Tuesday, March 2, 2010

Communion: Kneeling On The Bayous - Salon

 

In the Fall of 2009, I was finally standing on the edge of the Mississipi Bayous. As a small child in California, they had called me. Couldn't tell you why. Saw something in school during a film and fell in love. I would go there someday. I knew I would stand right on the edge of creation  and weep. I had lost something there, some piece of me, and I would find it again. I kept that dream close for forty years.

I met a man who said he could help me. I was in trouble. I had lost everything to an American economy that crumbled around me. I was terrified, wandering. I wanted to be someplace different. Anywhere. This man said he could help me.

I believed him.

He said the magic words, "I have a place on the Mississipi Bayous. You really have to see it."

Tears sprang to my eyes. Did he say the bayous? Could this be happening? After all the grief, the loss, the rebuilding, the falling apart, would I finally get to the water to find that piece of myself I lost at seven years old?

I simply said, trying not to cry, "I have dreamed of seeing the Bayous since I was a child."

He showed me pictures of his home in Mississipi. I touched them longingly.

"Let's go."

"Where?"

"Mississipi. Pack a bag. Let's go."

I went. I was so desperate to be free from years of pain and struggle, I got into his car and we drove. And drove. And drove. Past bright beaches, miles and miles of unspoiled surf. I cried to myself. I put my head out the window and kissed the sun.

We drove up to his house. It was on stilts because of the floods. I had been there before a thousand times in my heart. I got out of the car and walked right out to the edge of the creation.

I was in heaven. I couldn't believe it. I was standing at the water of the Mississipi Bayous. I made it. I clapped my hands toward the skies. Oh magnificent you, whose name I do not know.

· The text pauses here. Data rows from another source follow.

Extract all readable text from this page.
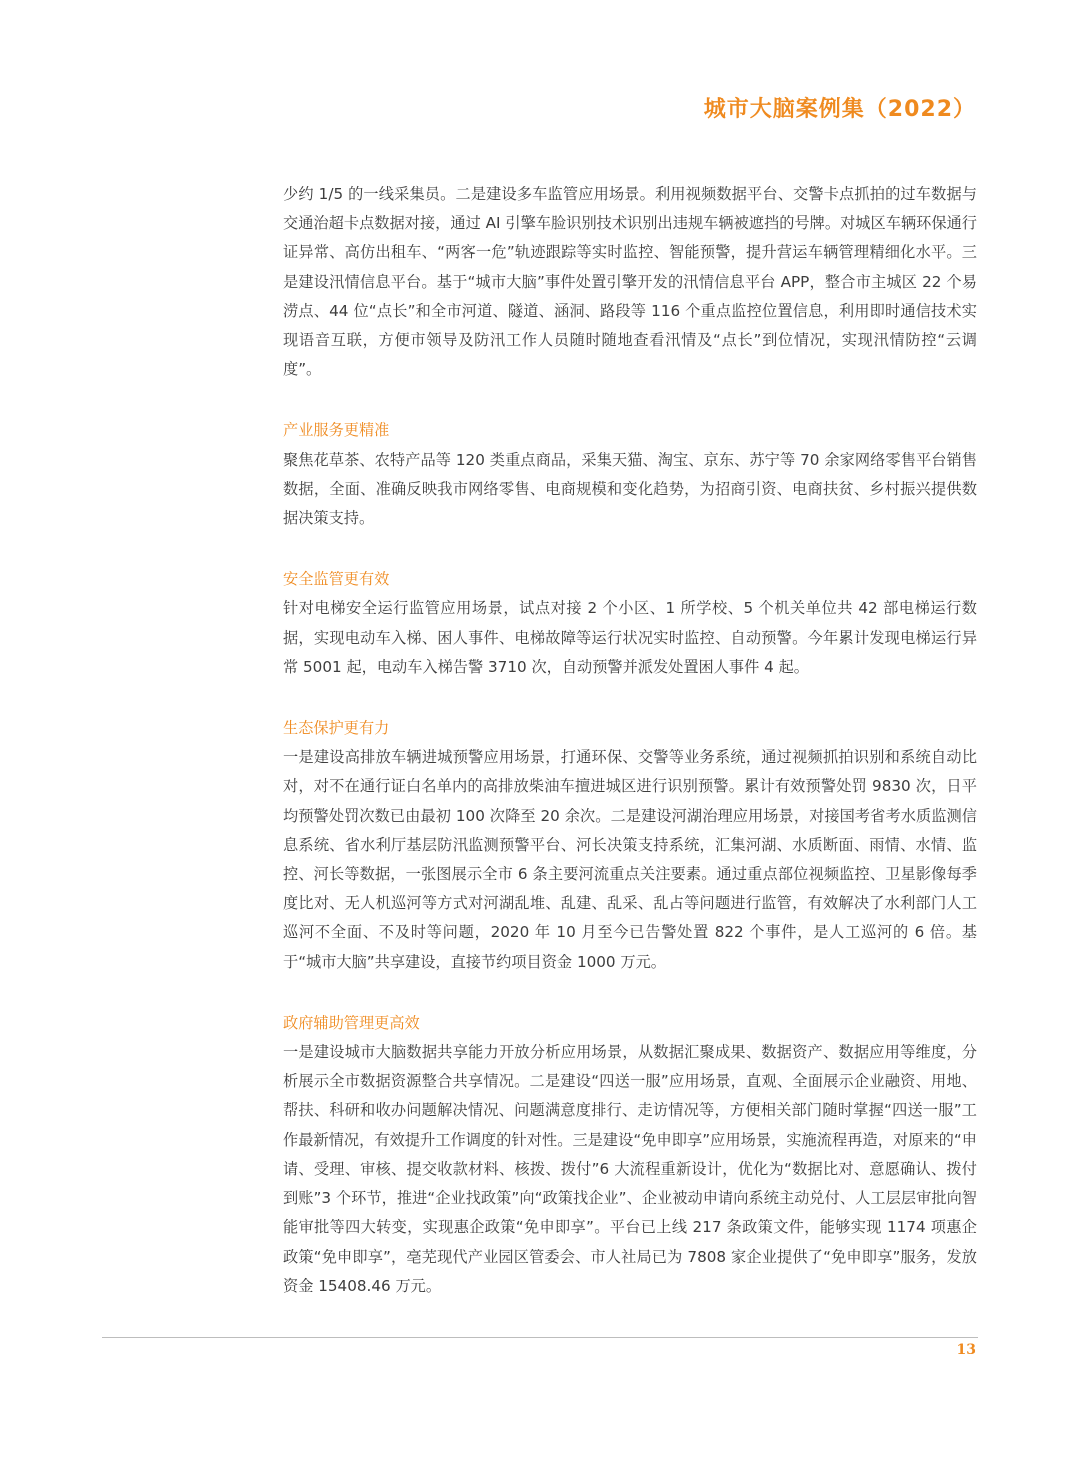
城市大脑案例集（2022）

少约 1/5 的一线采集员。二是建设多车监管应用场景。利用视频数据平台、交警卡点抓拍的过车数据与交通治超卡点数据对接，通过 AI 引擎车脸识别技术识别出违规车辆被遮挡的号牌。对城区车辆环保通行证异常、高仿出租车、“两客一危”轨迹跟踪等实时监控、智能预警，提升营运车辆管理精细化水平。三是建设汛情信息平台。基于“城市大脑”事件处置引擎开发的汛情信息平台 APP，整合市主城区 22 个易涝点、44 位“点长”和全市河道、隧道、涵洞、路段等 116 个重点监控位置信息，利用即时通信技术实现语音互联，方便市领导及防汛工作人员随时随地查看汛情及“点长”到位情况，实现汛情防控“云调度”。

产业服务更精准

聚焦花草茶、农特产品等 120 类重点商品，采集天猫、淘宝、京东、苏宁等 70 余家网络零售平台销售数据，全面、准确反映我市网络零售、电商规模和变化趋势，为招商引资、电商扶贫、乡村振兴提供数据决策支持。

安全监管更有效

针对电梯安全运行监管应用场景，试点对接 2 个小区、1 所学校、5 个机关单位共 42 部电梯运行数据，实现电动车入梯、困人事件、电梯故障等运行状况实时监控、自动预警。今年累计发现电梯运行异常 5001 起，电动车入梯告警 3710 次，自动预警并派发处置困人事件 4 起。

生态保护更有力

一是建设高排放车辆进城预警应用场景，打通环保、交警等业务系统，通过视频抓拍识别和系统自动比对，对不在通行证白名单内的高排放柴油车擅进城区进行识别预警。累计有效预警处罚 9830 次，日平均预警处罚次数已由最初 100 次降至 20 余次。二是建设河湖治理应用场景，对接国考省考水质监测信息系统、省水利厅基层防汛监测预警平台、河长决策支持系统，汇集河湖、水质断面、雨情、水情、监控、河长等数据，一张图展示全市 6 条主要河流重点关注要素。通过重点部位视频监控、卫星影像每季度比对、无人机巡河等方式对河湖乱堆、乱建、乱采、乱占等问题进行监管，有效解决了水利部门人工巡河不全面、不及时等问题，2020 年 10 月至今已告警处置 822 个事件，是人工巡河的 6 倍。基于“城市大脑”共享建设，直接节约项目资金 1000 万元。

政府辅助管理更高效

一是建设城市大脑数据共享能力开放分析应用场景，从数据汇聚成果、数据资产、数据应用等维度，分析展示全市数据资源整合共享情况。二是建设“四送一服”应用场景，直观、全面展示企业融资、用地、帮扶、科研和收办问题解决情况、问题满意度排行、走访情况等，方便相关部门随时掌握“四送一服”工作最新情况，有效提升工作调度的针对性。三是建设“免申即享”应用场景，实施流程再造，对原来的“申请、受理、审核、提交收款材料、核拨、拨付”6 大流程重新设计，优化为“数据比对、意愿确认、拨付到账”3 个环节，推进“企业找政策”向“政策找企业”、企业被动申请向系统主动兑付、人工层层审批向智能审批等四大转变，实现惠企政策“免申即享”。平台已上线 217 条政策文件，能够实现 1174 项惠企政策“免申即享”，亳芜现代产业园区管委会、市人社局已为 7808 家企业提供了“免申即享”服务，发放资金 15408.46 万元。

13
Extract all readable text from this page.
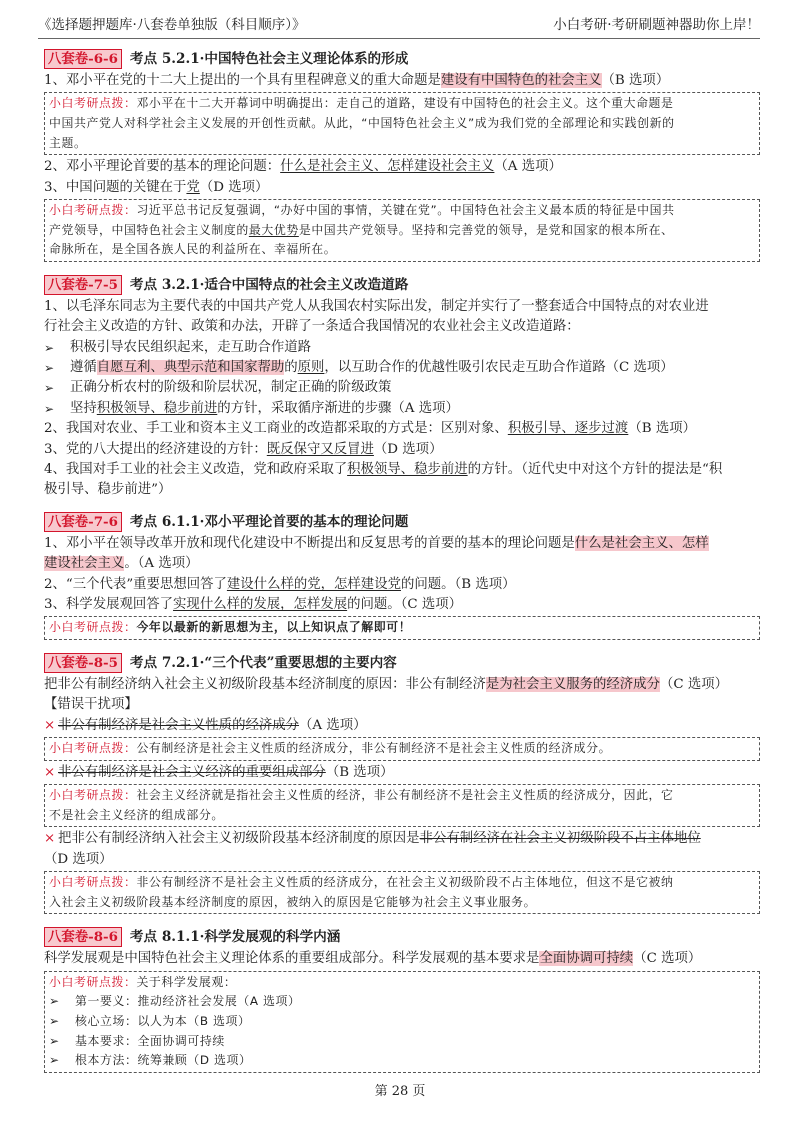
《选择题押题库·八套卷单独版（科目顺序）》	小白考研·考研刷题神器助你上岸！
八套卷-6-6 考点 5.2.1·中国特色社会主义理论体系的形成
1、邓小平在党的十二大上提出的一个具有里程碑意义的重大命题是建设有中国特色的社会主义（B 选项）
小白考研点拨：邓小平在十二大开幕词中明确提出：走自己的道路，建设有中国特色的社会主义。这个重大命题是
中国共产党人对科学社会主义发展的开创性贡献。从此，“中国特色社会主义”成为我们党的全部理论和实践创新的
主题。
2、邓小平理论首要的基本的理论问题：什么是社会主义、怎样建设社会主义（A 选项）
3、中国问题的关键在于党（D 选项）
小白考研点拨：习近平总书记反复强调，“办好中国的事情，关键在党”。中国特色社会主义最本质的特征是中国共
产党领导，中国特色社会主义制度的最大优势是中国共产党领导。坚持和完善党的领导，是党和国家的根本所在、
命脉所在，是全国各族人民的利益所在、幸福所在。
八套卷-7-5 考点 3.2.1·适合中国特点的社会主义改造道路
1、以毛泽东同志为主要代表的中国共产党人从我国农村实际出发，制定并实行了一整套适合中国特点的对农业进
行社会主义改造的方针、政策和办法，开辟了一条适合我国情况的农业社会主义改造道路：
➢	积极引导农民组织起来，走互助合作道路
➢	遵循自愿互利、典型示范和国家帮助的原则，以互助合作的优越性吸引农民走互助合作道路（C 选项）
➢	正确分析农村的阶级和阶层状况，制定正确的阶级政策
➢	坚持积极领导、稳步前进的方针，采取循序渐进的步骤（A 选项）
2、我国对农业、手工业和资本主义工商业的改造都采取的方式是：区别对象、积极引导、逐步过渡（B 选项）
3、党的八大提出的经济建设的方针：既反保守又反冒进（D 选项）
4、我国对手工业的社会主义改造，党和政府采取了积极领导、稳步前进的方针。（近代史中对这个方针的提法是“积
极引导、稳步前进”）
八套卷-7-6 考点 6.1.1·邓小平理论首要的基本的理论问题
1、邓小平在领导改革开放和现代化建设中不断提出和反复思考的首要的基本的理论问题是什么是社会主义、怎样
建设社会主义。（A 选项）
2、“三个代表”重要思想回答了建设什么样的党，怎样建设党的问题。（B 选项）
3、科学发展观回答了实现什么样的发展，怎样发展的问题。（C 选项）
小白考研点拨：今年以最新的新思想为主，以上知识点了解即可！
八套卷-8-5 考点 7.2.1·“三个代表”重要思想的主要内容
把非公有制经济纳入社会主义初级阶段基本经济制度的原因：非公有制经济是为社会主义服务的经济成分（C 选项）
【错误干扰项】
× 非公有制经济是社会主义性质的经济成分（A 选项）
小白考研点拨：公有制经济是社会主义性质的经济成分，非公有制经济不是社会主义性质的经济成分。
× 非公有制经济是社会主义经济的重要组成部分（B 选项）
小白考研点拨：社会主义经济就是指社会主义性质的经济，非公有制经济不是社会主义性质的经济成分，因此，它
不是社会主义经济的组成部分。
× 把非公有制经济纳入社会主义初级阶段基本经济制度的原因是非公有制经济在社会主义初级阶段不占主体地位
（D 选项）
小白考研点拨：非公有制经济不是社会主义性质的经济成分，在社会主义初级阶段不占主体地位，但这不是它被纳
入社会主义初级阶段基本经济制度的原因，被纳入的原因是它能够为社会主义事业服务。
八套卷-8-6 考点 8.1.1·科学发展观的科学内涵
科学发展观是中国特色社会主义理论体系的重要组成部分。科学发展观的基本要求是全面协调可持续（C 选项）
小白考研点拨：关于科学发展观：
➢	第一要义：推动经济社会发展（A 选项）
➢	核心立场：以人为本（B 选项）
➢	基本要求：全面协调可持续
➢	根本方法：统筹兼顾（D 选项）
第 28 页
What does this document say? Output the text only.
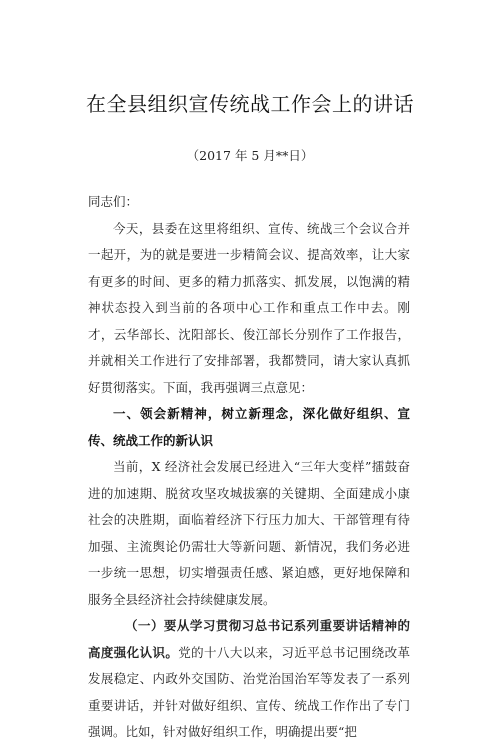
在全县组织宣传统战工作会上的讲话
（2017 年 5 月**日）

同志们：

今天，县委在这里将组织、宣传、统战三个会议合并一起开，为的就是要进一步精简会议、提高效率，让大家有更多的时间、更多的精力抓落实、抓发展，以饱满的精神状态投入到当前的各项中心工作和重点工作中去。刚才，云华部长、沈阳部长、俊江部长分别作了工作报告，并就相关工作进行了安排部署，我都赞同，请大家认真抓好贯彻落实。下面，我再强调三点意见：

一、领会新精神，树立新理念，深化做好组织、宣传、统战工作的新认识

当前，X 经济社会发展已经进入“三年大变样”擂鼓奋进的加速期、脱贫攻坚攻城拔寨的关键期、全面建成小康社会的决胜期，面临着经济下行压力加大、干部管理有待加强、主流舆论仍需壮大等新问题、新情况，我们务必进一步统一思想，切实增强责任感、紧迫感，更好地保障和服务全县经济社会持续健康发展。

（一）要从学习贯彻习总书记系列重要讲话精神的高度强化认识。党的十八大以来，习近平总书记围绕改革发展稳定、内政外交国防、治党治国治军等发表了一系列重要讲话，并针对做好组织、宣传、统战工作作出了专门强调。比如，针对做好组织工作，明确提出要“把
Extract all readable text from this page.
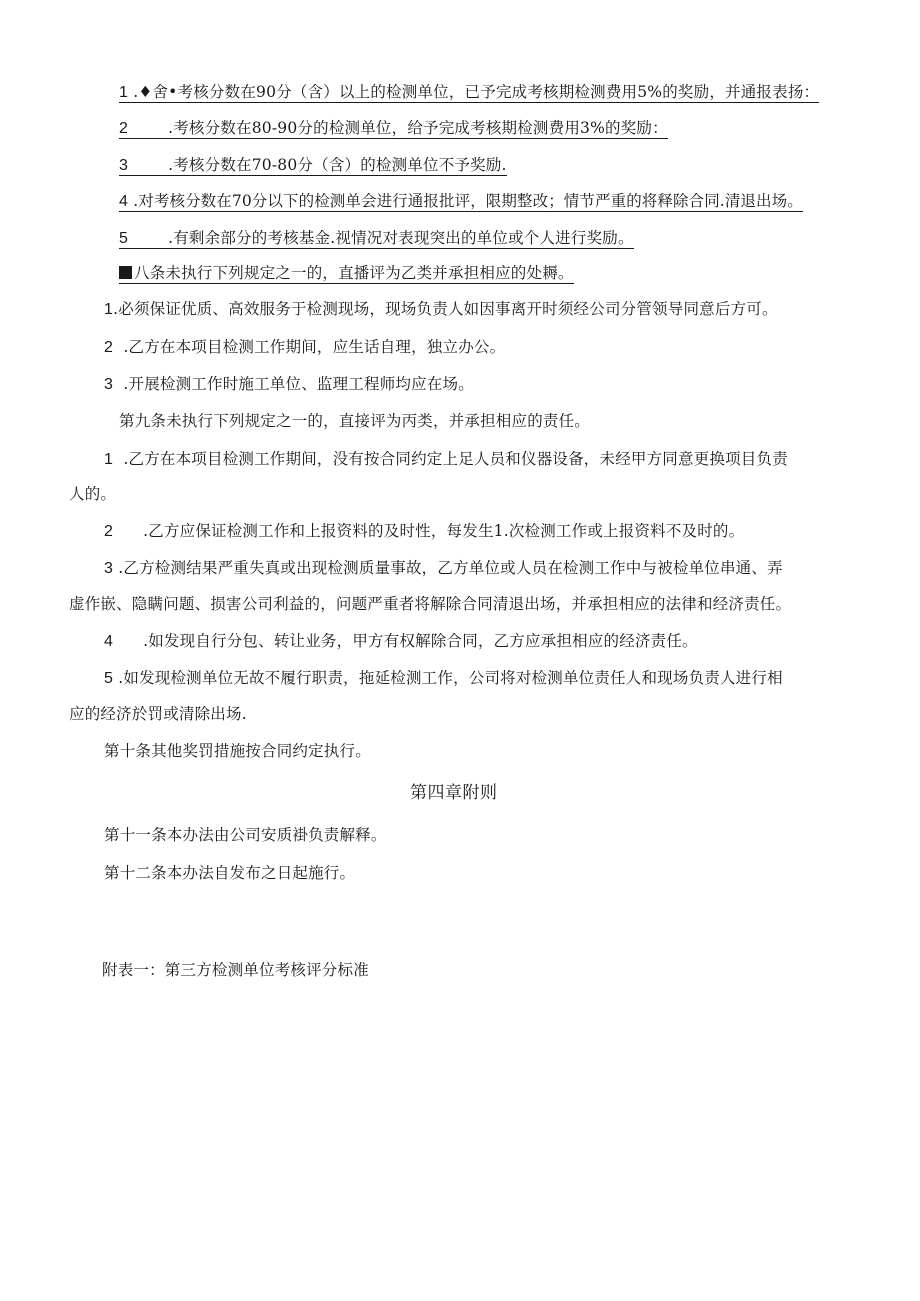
1 .♦舍•考核分数在90分（含）以上的检测单位，已予完成考核期检测费用5%的奖励，并通报表扬：
2	.考核分数在80-90分的检测单位，给予完成考核期检测费用3%的奖励：
3	.考核分数在70-80分（含）的检测单位不予奖励.
4 .对考核分数在70分以下的检测单会进行通报批评，限期整改；情节严重的将释除合同.清退出场。
5	.有剩余部分的考核基金.视情况对表现突出的单位或个人进行奖励。
八条未执行下列规定之一的，直播评为乙类并承担相应的处耨。
1.必须保证优质、高效服务于检测现场，现场负责人如因事离开时须经公司分管领导同意后方可。
2 .乙方在本项目检测工作期间，应生话自理，独立办公。
3 .开展检测工作时施工单位、监理工程师均应在场。
第九条未执行下列规定之一的，直接评为丙类，并承担相应的责任。
1 .乙方在本项目检测工作期间，没有按合同约定上足人员和仪器设备，未经甲方同意更换项目负责
人的。
2 .乙方应保证检测工作和上报资料的及时性，每发生1.次检测工作或上报资料不及时的。
3 .乙方检测结果严重失真或出现检测质量事故，乙方单位或人员在检测工作中与被检单位串通、弄
虚作嵌、隐瞒问题、损害公司利益的，问题严重者将解除合同清退出场，并承担相应的法律和经济责任。
4 .如发现自行分包、转让业务，甲方有权解除合同，乙方应承担相应的经济责任。
5 .如发现检测单位无故不履行职责，拖延检测工作，公司将对检测单位责任人和现场负责人进行相
应的经济於罚或清除出场.
第十条其他奖罚措施按合同约定执行。
第四章附则
第十一条本办法由公司安质褂负责解释。
第十二条本办法自发布之日起施行。
附表一：第三方检测单位考核评分标准
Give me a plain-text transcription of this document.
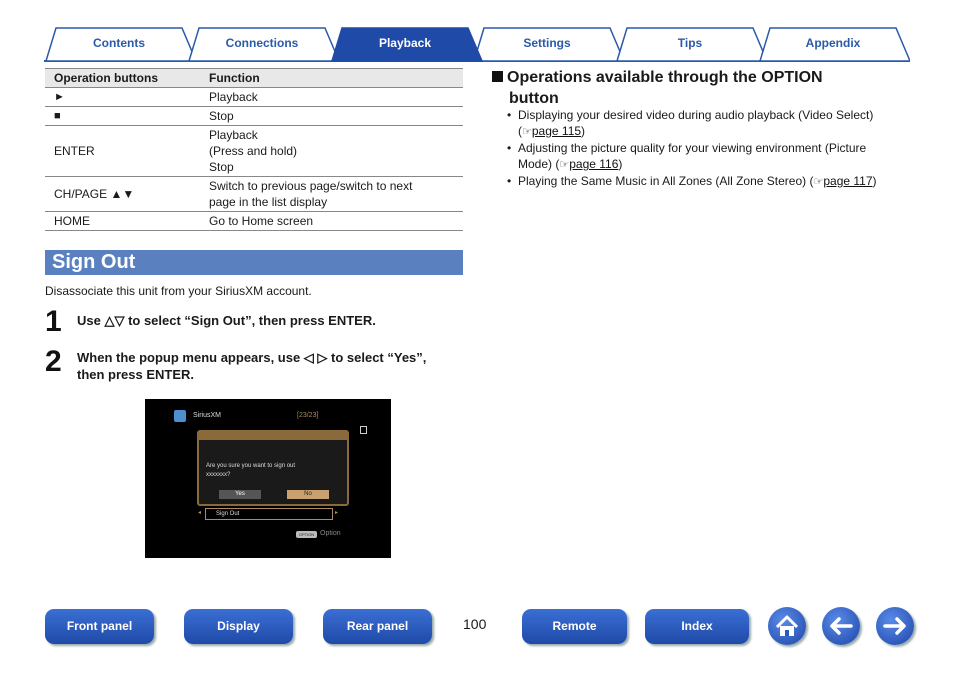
Contents	Connections	Playback	Settings	Tips	Appendix
Operation buttons	Function
►	Playback
■	Stop
ENTER	Playback
(Press and hold)
Stop

CH/PAGE ▲▼	Switch to previous page/switch to next
page in the list display

HOME	Go to Home screen
Sign Out
Disassociate this unit from your SiriusXM account.
1 Use △▽ to select “Sign Out”, then press ENTER.
2 When the popup menu appears, use ◁ ▷ to select “Yes”,
then press ENTER.
SiriusXM	[23/23]
Are you sure you want to sign out
xxxxxxx?
Yes	No
◂	Sign Out	▸
OPTION Option
Operations available through the OPTION
button
• Displaying your desired video during audio playback (Video Select)
(☞page 115)
• Adjusting the picture quality for your viewing environment (Picture
Mode) (☞page 116)
• Playing the Same Music in All Zones (All Zone Stereo) (☞page 117)
Front panel	Display	Rear panel	100	Remote	Index
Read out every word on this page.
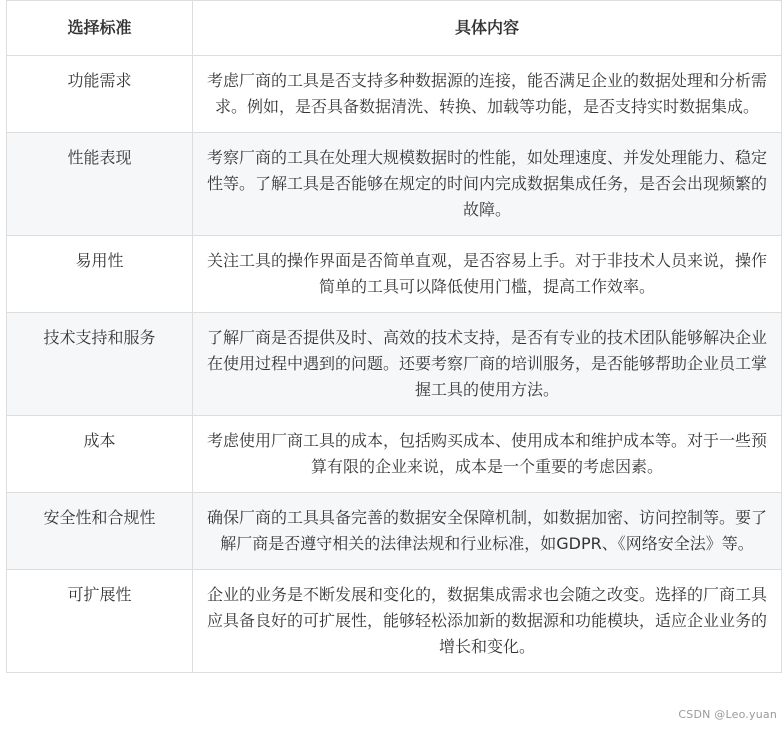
选择标准	具体内容
功能需求	考虑厂商的工具是否支持多种数据源的连接，能否满足企业的数据处理和分析需求。例如，是否具备数据清洗、转换、加载等功能，是否支持实时数据集成。
性能表现	考察厂商的工具在处理大规模数据时的性能，如处理速度、并发处理能力、稳定性等。了解工具是否能够在规定的时间内完成数据集成任务，是否会出现频繁的故障。
易用性	关注工具的操作界面是否简单直观，是否容易上手。对于非技术人员来说，操作简单的工具可以降低使用门槛，提高工作效率。
技术支持和服务	了解厂商是否提供及时、高效的技术支持，是否有专业的技术团队能够解决企业在使用过程中遇到的问题。还要考察厂商的培训服务，是否能够帮助企业员工掌握工具的使用方法。
成本	考虑使用厂商工具的成本，包括购买成本、使用成本和维护成本等。对于一些预算有限的企业来说，成本是一个重要的考虑因素。
安全性和合规性	确保厂商的工具具备完善的数据安全保障机制，如数据加密、访问控制等。要了解厂商是否遵守相关的法律法规和行业标准，如GDPR、《网络安全法》等。
可扩展性	企业的业务是不断发展和变化的，数据集成需求也会随之改变。选择的厂商工具应具备良好的可扩展性，能够轻松添加新的数据源和功能模块，适应企业业务的增长和变化。
CSDN @Leo.yuan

The man brought me a chair. He was kind, charming even. Helpful. We sat outside and I let the sight of the bayous pour itself into my soul.

And then it started.

"Were you abused growing up?" The man asked casually.

I made a mistake. I said, "Some stuff went on..." He had been an Army psychologist. I didn't realize I had opened the door to a room for him to dismantle me in.  The warm air was still. I said, "I can't believe I'm here. Thank you. Thank you so much for this."

"So," he was inside the room. "What position did your abuser have you in? How did he hold you? Did he make you strip?"

With those words he delivered a nearly fatal blow to my psyche. My hands were shaking and I struggled to form words.

"I don't talk about that." I forced the words out.

He asked another round of questions meant to systematically wear me down. I sat silent. Looking out over the Bayous, looking for a piece of me.

"Time for dinner!" his voice boomed. He stood up.

"Where?"

"Elks Club! There's a dance."

I went. In a silent childhood speechless daze, I went.

It was Halloween. People were in magical costumes. Mardi Gras costumes. They were so warm, jolly. They talked to me. I was the shy child in a wonderland of another culture. A woman in a fairy costume sat next to me and asked if I wanted to dance. I said yes. I watched her whirl around, her gossamer wings seemed real. She laughed and held my hands.

The man came onto the dance floor and said we had to go. I went. We drove to his house. He yelled at me. He told me I was disgusting. He told me I liked being assaulted as a child. And now I was a pervert for dancing with a woman.

"We're leaving tonight!" He bellowed.

I ran out to the water. In the dark, I kneeled at the edge of creation. I threw my tears at the delta. I reached my hand into the mud and wiped it on my jeans. I found that missing piece of me in the dirt, the terror, the silent room of a child who had been given over. It would get darker after that, but not for long.

The bayous returned that piece of me, had held it close, and set me free.